Барменша ловко, как фокусник из рукава, поставила на стойку бутылку чернильного «Саперави».
— Его вчера давали в магазине по три семьдесят, — поморщился Леон. — Давай шампанское. Или я ухожу! — шагнул к двери.
— Катись, — спокойно отозвалась барменша.
Но Леон знал, каким лесным пожаром бушует сейчас в её душе «всё беру».
В эту игру он уже сегодня играл с Димой. Взялся за ручку двери.
— Только объясни, — что-то даже человеческое послышалось Леону в голосе рыжей барменши. — Что за тюбик?

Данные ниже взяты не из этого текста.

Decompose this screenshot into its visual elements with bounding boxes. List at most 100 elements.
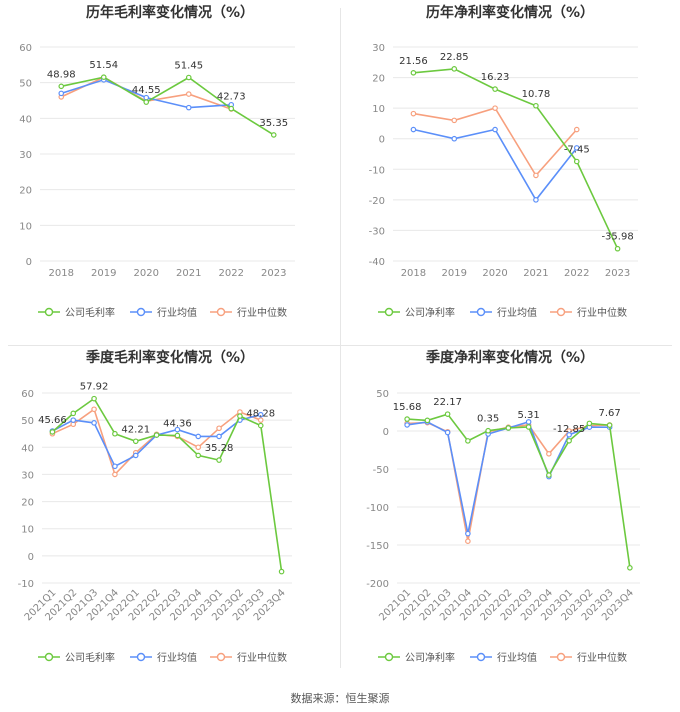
y-tick-label: 30 xyxy=(21,470,34,481)
y-tick-label: 30 xyxy=(19,150,32,161)
data-point-median xyxy=(257,417,264,423)
legend-item-company[interactable]: 公司毛利率 xyxy=(38,306,115,319)
data-point-company xyxy=(132,438,139,445)
data-point-average xyxy=(492,126,498,133)
x-tick-label: 2020 xyxy=(134,268,159,279)
legend-item-average[interactable]: 行业均值 xyxy=(130,651,197,664)
annual-net-margin-chart: 历年净利率变化情况（%） -40 -30 -20 -10 0 10 20 30 2018 2019 2… xyxy=(340,0,680,345)
data-label: -12.85 xyxy=(553,424,585,435)
y-tick-label: -100 xyxy=(366,503,389,514)
data-point-median xyxy=(451,117,458,124)
data-point-average xyxy=(132,452,139,459)
data-label: 5.31 xyxy=(517,410,539,421)
x-tick-label: 2019 xyxy=(442,268,467,279)
legend-item-company[interactable]: 公司净利率 xyxy=(378,306,455,319)
legend-item-average[interactable]: 行业均值 xyxy=(130,306,197,319)
legend-item-average[interactable]: 行业均值 xyxy=(470,306,537,319)
data-point-company xyxy=(257,422,264,429)
data-label: 7.67 xyxy=(598,408,620,419)
legend-label: 公司毛利率 xyxy=(65,651,115,664)
y-tick-label: 50 xyxy=(376,389,389,400)
chart-svg: 季度毛利率变化情况（%）-1001020304050602021Q12021Q2… xyxy=(18,349,292,664)
legend-item-average[interactable]: 行业均值 xyxy=(470,651,537,664)
chart-title: 季度净利率变化情况（%） xyxy=(425,349,594,366)
legend-marker-icon xyxy=(216,307,226,317)
series-line-company xyxy=(61,76,275,136)
data-point-company xyxy=(566,437,572,444)
y-tick-label: 0 xyxy=(26,257,32,268)
data-point-company xyxy=(58,83,65,90)
data-label: 51.45 xyxy=(174,60,203,71)
data-point-company xyxy=(525,424,532,430)
data-label: -35.98 xyxy=(601,232,633,243)
data-point-company xyxy=(228,105,235,112)
data-point-average xyxy=(112,463,118,470)
legend-label: 行业中位数 xyxy=(237,651,287,664)
y-tick-label: 40 xyxy=(21,443,34,454)
data-point-company xyxy=(546,472,552,478)
legend-item-median[interactable]: 行业中位数 xyxy=(210,306,287,319)
data-point-company xyxy=(195,452,202,459)
legend-marker-icon xyxy=(556,652,566,662)
data-source-label: 数据来源：恒生聚源 xyxy=(290,692,390,705)
data-label: 57.92 xyxy=(80,382,109,393)
y-tick-label: 50 xyxy=(21,416,34,427)
data-point-company xyxy=(465,438,471,444)
series-line-company xyxy=(51,397,283,572)
data-point-company xyxy=(444,411,451,417)
data-point-company xyxy=(153,432,160,438)
data-point-average xyxy=(573,145,580,151)
data-point-median xyxy=(573,126,580,133)
legend-label: 行业均值 xyxy=(497,651,537,664)
y-tick-label: 40 xyxy=(19,114,32,125)
data-point-median xyxy=(185,91,192,97)
legend-item-company[interactable]: 公司毛利率 xyxy=(38,651,115,664)
legend-item-median[interactable]: 行业中位数 xyxy=(550,651,627,664)
legend-item-median[interactable]: 行业中位数 xyxy=(550,306,627,319)
x-tick-label: 2018 xyxy=(49,268,74,279)
x-tick-label: 2021 xyxy=(523,268,548,279)
data-point-company xyxy=(91,395,97,402)
vertical-divider xyxy=(340,8,341,668)
legend-item-company[interactable]: 公司净利率 xyxy=(378,651,455,664)
chart-title: 历年毛利率变化情况（%） xyxy=(86,4,254,21)
data-point-median xyxy=(216,425,222,432)
data-point-company xyxy=(533,102,539,109)
legend-marker-icon xyxy=(136,307,146,317)
data-label: 51.54 xyxy=(89,60,118,71)
data-label: 48.98 xyxy=(47,69,76,80)
data-label: 42.21 xyxy=(121,424,150,435)
y-tick-label: -150 xyxy=(366,541,389,552)
legend-marker-icon xyxy=(384,652,394,662)
data-point-company xyxy=(614,245,621,252)
data-point-average xyxy=(257,411,264,418)
legend-marker-icon xyxy=(216,652,226,662)
data-point-company xyxy=(404,416,410,422)
data-point-company xyxy=(451,66,458,72)
data-point-average xyxy=(216,433,222,440)
data-label: 48.28 xyxy=(246,409,275,420)
data-point-average xyxy=(58,90,65,97)
chart-svg: 历年毛利率变化情况（%） 0 10 20 30 40 50 60 2018 2019 2020 202… xyxy=(19,4,295,319)
x-tick-label: 2022 xyxy=(564,268,589,279)
data-point-average xyxy=(444,429,451,436)
series-line-average xyxy=(52,413,262,468)
series-line-average xyxy=(406,420,610,534)
data-point-median xyxy=(410,110,417,117)
data-point-company xyxy=(112,430,118,437)
x-tick-label: 2018 xyxy=(401,268,426,279)
data-label: 10.78 xyxy=(522,89,551,100)
y-tick-label: -10 xyxy=(369,165,385,176)
legend-marker-icon xyxy=(476,307,486,317)
y-tick-label: 0 xyxy=(383,427,389,438)
x-tick-label: 2023 xyxy=(605,268,630,279)
data-point-median xyxy=(492,105,498,111)
data-label: 44.55 xyxy=(132,85,161,96)
legend-marker-icon xyxy=(476,652,486,662)
chart-svg: 历年净利率变化情况（%） -40 -30 -20 -10 0 10 20 30 2018 2019 2… xyxy=(369,4,638,319)
legend-label: 公司毛利率 xyxy=(65,306,115,319)
x-tick-label: 2021 xyxy=(176,268,201,279)
y-tick-label: -10 xyxy=(18,579,34,590)
legend-item-median[interactable]: 行业中位数 xyxy=(210,651,287,664)
y-tick-label: 30 xyxy=(372,43,385,54)
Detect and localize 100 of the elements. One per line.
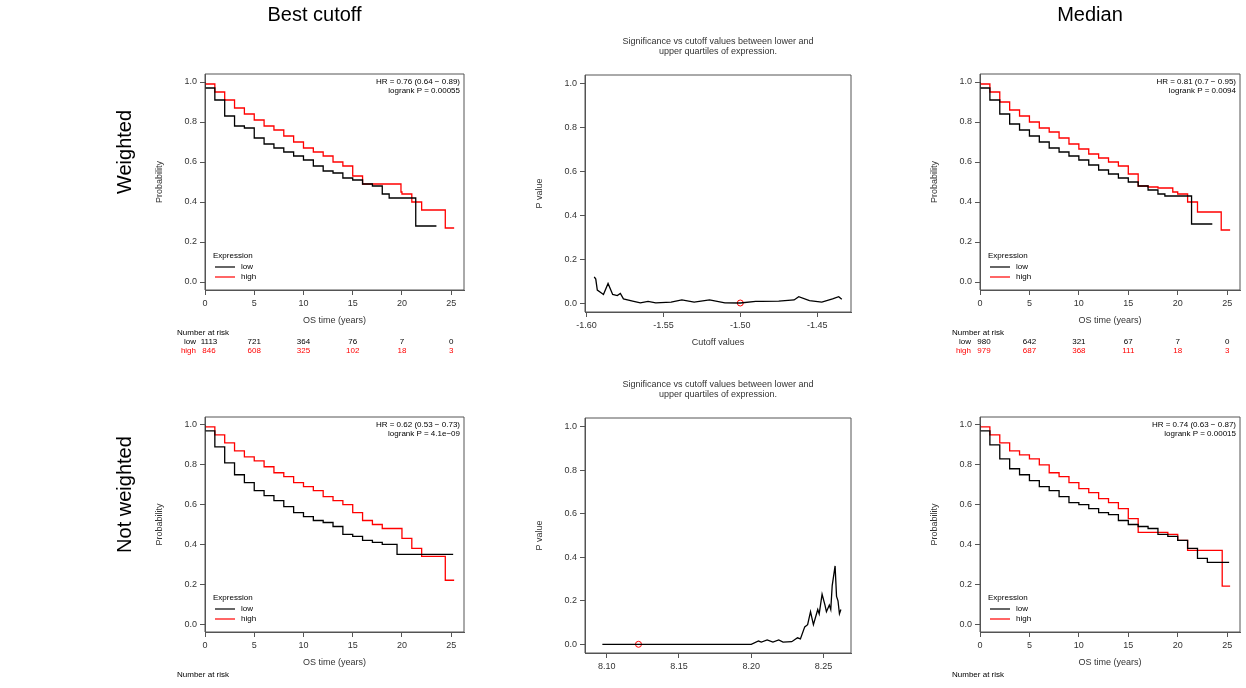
text: high 979 687 368 111 18 3 [955,346,1230,356]
y-tick-label: 0.0 [959,618,972,629]
y-tick-label: 1.0 [564,421,577,432]
y-tick-label: 0.8 [959,459,972,470]
legend-label: high [241,614,257,624]
legend-label: high [1016,272,1032,282]
x-tick-label: 5 [251,639,257,650]
y-tick-label: 0.6 [564,166,577,177]
y-axis-title: Probability [928,503,939,546]
legend-title: Expression [213,593,253,603]
y-axis-title: P value [533,178,544,209]
y-tick-label: 0.4 [184,538,197,549]
y-tick-label: 0.2 [959,578,972,589]
y-axis-title: P value [533,520,544,551]
y-tick-label: 0.6 [564,508,577,519]
y-tick-label: 0.2 [184,236,197,247]
y-tick-label: 0.4 [959,538,972,549]
text: Weighted [112,109,135,195]
annotation: HR = 0.81 (0.7 − 0.95) [1156,77,1237,87]
x-tick-label: 0 [202,297,208,308]
x-tick-label: 15 [1123,639,1134,650]
x-tick-label: 25 [1222,297,1233,308]
x-axis-title: Cutoff values [691,337,745,348]
chart-title: Significance vs cutoff values between lower and upper quartiles of expression. [622,36,814,57]
chart-title: Median [1057,2,1123,25]
y-tick-label: 1.0 [184,419,197,430]
text: Number at risk [952,328,1006,338]
x-tick-label: 15 [347,297,358,308]
y-tick-label: 0.6 [959,156,972,167]
x-tick-label: -1.45 [806,319,828,330]
text: high 846 608 325 102 18 3 [180,346,454,356]
x-tick-label: 25 [446,297,457,308]
text: low 1113 721 364 76 7 0 [183,337,454,347]
x-tick-label: 15 [1123,297,1134,308]
y-tick-label: 0.8 [564,122,577,133]
y-tick-label: 0.0 [564,638,577,649]
annotation: HR = 0.74 (0.63 − 0.87) [1151,420,1237,430]
text: low 980 642 321 67 7 0 [958,337,1230,347]
x-tick-label: 10 [1073,297,1084,308]
x-tick-label: 0 [977,639,983,650]
y-tick-label: 0.4 [564,209,577,220]
x-tick-label: 10 [1073,639,1084,650]
y-axis-title: Probability [153,503,164,546]
legend-label: high [1016,614,1032,624]
y-tick-label: 0.4 [184,196,197,207]
y-tick-label: 1.0 [184,76,197,87]
annotation: logrank P = 0.00055 [388,86,461,96]
x-tick-label: 20 [396,297,407,308]
x-tick-label: 15 [347,639,358,650]
y-tick-label: 1.0 [959,76,972,87]
legend-label: low [241,604,254,614]
y-tick-label: 0.8 [564,464,577,475]
x-tick-label: 10 [298,297,309,308]
legend-title: Expression [988,251,1028,261]
y-axis-title: Probability [928,160,939,204]
y-tick-label: 0.4 [564,551,577,562]
legend-title: Expression [213,251,253,261]
y-tick-label: 0.2 [959,236,972,247]
legend-label: low [1016,262,1029,272]
x-tick-label: 20 [396,639,407,650]
x-axis-title: OS time (years) [1078,315,1142,326]
legend-label: low [241,262,254,272]
x-tick-label: -1.50 [730,319,751,330]
x-tick-label: 5 [1026,297,1032,308]
x-tick-label: 0 [977,297,983,308]
x-tick-label: 0 [202,639,208,650]
annotation: logrank P = 0.0094 [1168,86,1237,96]
text: Number at risk [177,328,231,338]
y-tick-label: 0.8 [184,116,197,127]
x-tick-label: 5 [251,297,257,308]
x-tick-label: 25 [1222,639,1233,650]
x-tick-label: 8.25 [814,660,833,671]
y-tick-label: 0.8 [184,459,197,470]
legend-title: Expression [988,593,1028,603]
x-tick-label: 20 [1172,639,1183,650]
text: Number at risk [952,670,1006,680]
x-axis-title: OS time (years) [302,315,367,326]
x-tick-label: -1.55 [653,319,674,330]
x-tick-label: 10 [298,639,309,650]
y-tick-label: 0.6 [959,499,972,510]
annotation: logrank P = 0.00015 [1164,429,1237,439]
annotation: HR = 0.62 (0.53 − 0.73) [375,420,461,430]
y-tick-label: 0.6 [184,499,197,510]
y-tick-label: 0.2 [564,253,577,264]
chart-title: Significance vs cutoff values between lower and upper quartiles of expression. [622,379,814,400]
legend-label: high [241,272,257,282]
x-tick-label: 20 [1172,297,1183,308]
text: Number at risk [177,670,231,680]
x-tick-label: 8.15 [670,660,688,671]
annotation: HR = 0.76 (0.64 − 0.89) [375,77,461,87]
y-axis-title: Probability [153,160,164,204]
y-tick-label: 0.8 [959,116,972,127]
y-tick-label: 0.0 [184,276,197,287]
chart-title: Best cutoff [267,2,362,25]
y-tick-label: 0.2 [184,578,197,589]
x-tick-label: 5 [1026,639,1032,650]
y-tick-label: 0.0 [959,276,972,287]
x-tick-label: 8.10 [597,660,616,671]
annotation: logrank P = 4.1e−09 [388,429,461,439]
x-tick-label: -1.60 [576,319,597,330]
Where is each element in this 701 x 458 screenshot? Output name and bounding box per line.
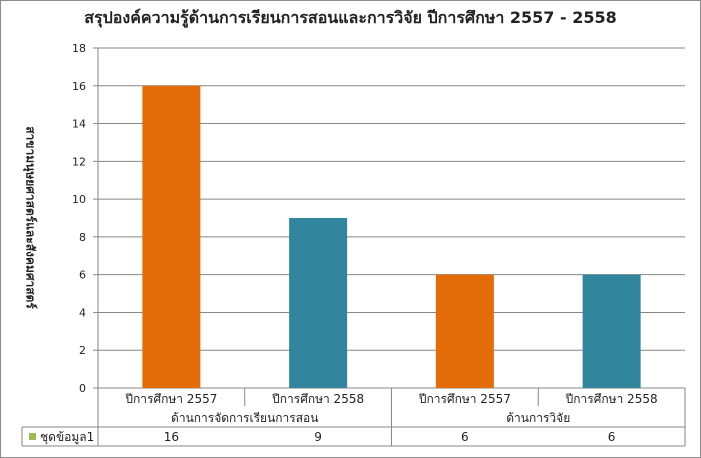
data-table-value: 16 — [164, 430, 179, 444]
y-tick-label: 12 — [72, 155, 86, 168]
x-tick-label: ปีการศึกษา 2557 — [125, 392, 218, 406]
data-table-value: 9 — [314, 430, 322, 444]
x-tick-label: ปีการศึกษา 2558 — [272, 392, 365, 406]
y-tick-label: 8 — [79, 231, 86, 244]
bar — [289, 218, 348, 388]
y-tick-label: 2 — [79, 344, 86, 357]
x-tick-label: ปีการศึกษา 2558 — [565, 392, 658, 406]
data-table-value: 6 — [608, 430, 616, 444]
y-tick-label: 14 — [72, 118, 86, 131]
x-group-label: ด้านการจัดการเรียนการสอน — [171, 411, 318, 425]
chart-title: สรุปองค์ความรู้ด้านการเรียนการสอนและการว… — [84, 8, 617, 27]
bar — [142, 85, 201, 389]
data-table-value: 6 — [461, 430, 469, 444]
y-tick-label: 6 — [79, 269, 86, 282]
y-tick-label: 10 — [72, 193, 86, 206]
bar — [435, 274, 494, 388]
x-tick-label: ปีการศึกษา 2557 — [418, 392, 511, 406]
legend-label: ชุดข้อมูล1 — [40, 430, 94, 445]
y-tick-label: 0 — [79, 382, 86, 395]
y-tick-label: 4 — [79, 306, 86, 319]
y-tick-label: 18 — [72, 42, 86, 55]
legend-swatch — [29, 433, 36, 440]
bar — [582, 274, 641, 388]
x-group-label: ด้านการวิจัย — [506, 411, 570, 425]
y-tick-label: 16 — [72, 80, 86, 93]
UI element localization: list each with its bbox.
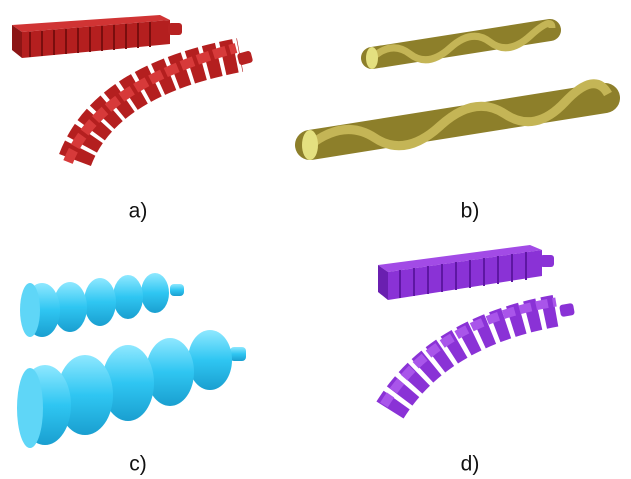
panel-a-image	[12, 15, 253, 162]
panel-label: a)	[129, 200, 148, 223]
figure: a) b) c) d)	[0, 0, 631, 479]
panel-c-image	[17, 273, 246, 448]
panel-label: b)	[461, 200, 480, 223]
panel-d-image	[378, 245, 575, 410]
panel-label: c)	[129, 453, 147, 476]
page: a) b) c) d) (() => { c	[0, 0, 631, 479]
panel-b-image	[302, 24, 608, 161]
panel-label: d)	[461, 453, 480, 476]
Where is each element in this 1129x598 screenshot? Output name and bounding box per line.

Человеческий голос, каким вдруг заговорила барменша, сделал непростым предстоящее объяснение. Леон подумал, что торговля, обмен — древнейшая форма человеческих отношений. Главное тут — взаимная симпатия, благожелательность, а вовсе не подлость, надувательство и обман. Иначе человечество не поднялось бы до торговли, а погрязло в тысячелетней войне. Ещё Леон подумал, что в той торговле, какая сейчас развернулась в стране, очень сильны элементы войны. Он чувствовал себя именно таким, военизированным, продавцом, сбывающим сомнительный товарец. Не утешало и что барменша была не из самых простодушных покупательниц. «Мерзость, — подумал Леон, — всё мерзость, и я мерзость».